Die Schlüsselfrage für die Zukunft ist, ob andere asiatische Länder, einschliesslich China, in der Lage sein werden, einen ähnlichen Kraftakt zu vollbringen, oder ob sie auf dem Niveau geringer und mittlerer Einkommen stehen bleiben. Angesichts der Tatsache, dass einige Volkswirtschaften in der Region zu den ärmeren Schwellenländern gehören (vgl.Abb.), wird sich ihre Aufholphase im besten Falle sehr lange hinziehen.

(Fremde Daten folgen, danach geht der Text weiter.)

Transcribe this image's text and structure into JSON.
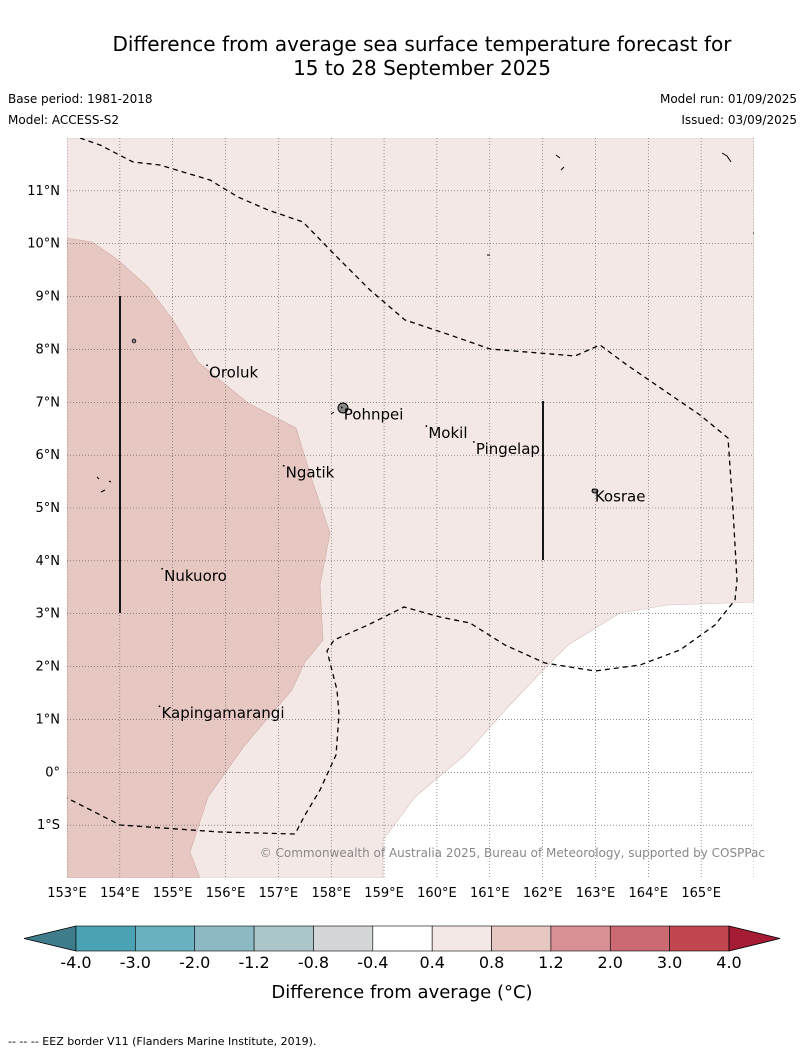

Ausserdem besteht die Hauptsorge darin, dass die Entwicklungsmodelle, welche das vergangene Wachstumswunder Asiens ermöglicht hatten, heute möglicherweise nicht mehr funktionieren.
Quellen: Weltbank; Emissions-Datenbank für die globale atmosphärische Forschung; Internationale Fernmelde-Union; Credit Suisse Global Wealth Databook 2016; Vereinte Nationen
Innerasiatischer Handel als Schlüssel
Einer der wichtigsten Faktoren, die den Wachstumserfolg der «Frühentwickler» in Asien unterstützten, war die Konzentration auf den Export – und dies mit Fokus auf Amerika und Europa: Ab den 1980er Jahren variierte der Anteil der asiatischen Exporte in die USA und die EU zwischen 31 Prozent und 43 Prozent der Gesamtexporte (in USD).
Da das Wirtschaftswachstum in den USA und Europa inzwischen wesentlich geringer ausfällt, können diese Länder nicht mehr als wichtigste Treiber für die weniger entwickelten asiatischen Volkswirtschaften dienen. Auch Lateinamerika und Afrika werden diese Rolle in absehbarer Zukunft voraussichtlich nicht übernehmen, daher ist ein exportgetriebenes Wachstum nur noch innerhalb Asiens möglich. Der Handel zwischen den Schwellenländern Asiens ist in den vergangenen zwei Jahren zwar zurückgegangen, aber sein Anteil an den gesamten Handelsaktivitäten dieser Länder stieg von 22 Prozent im Jahr 1980 auf über 38 Prozent im Jahr 2015. Angesichts der Tatsache, dass China inzwischen 69 Prozent des BIP in Asien (ohne Japan) und 42 Prozent der asiatischen Importe (ohne Japan) bestreitet, ist ein anhaltendes Wachstum der chinesischen Volkswirtschaft von entscheidender Bedeutung.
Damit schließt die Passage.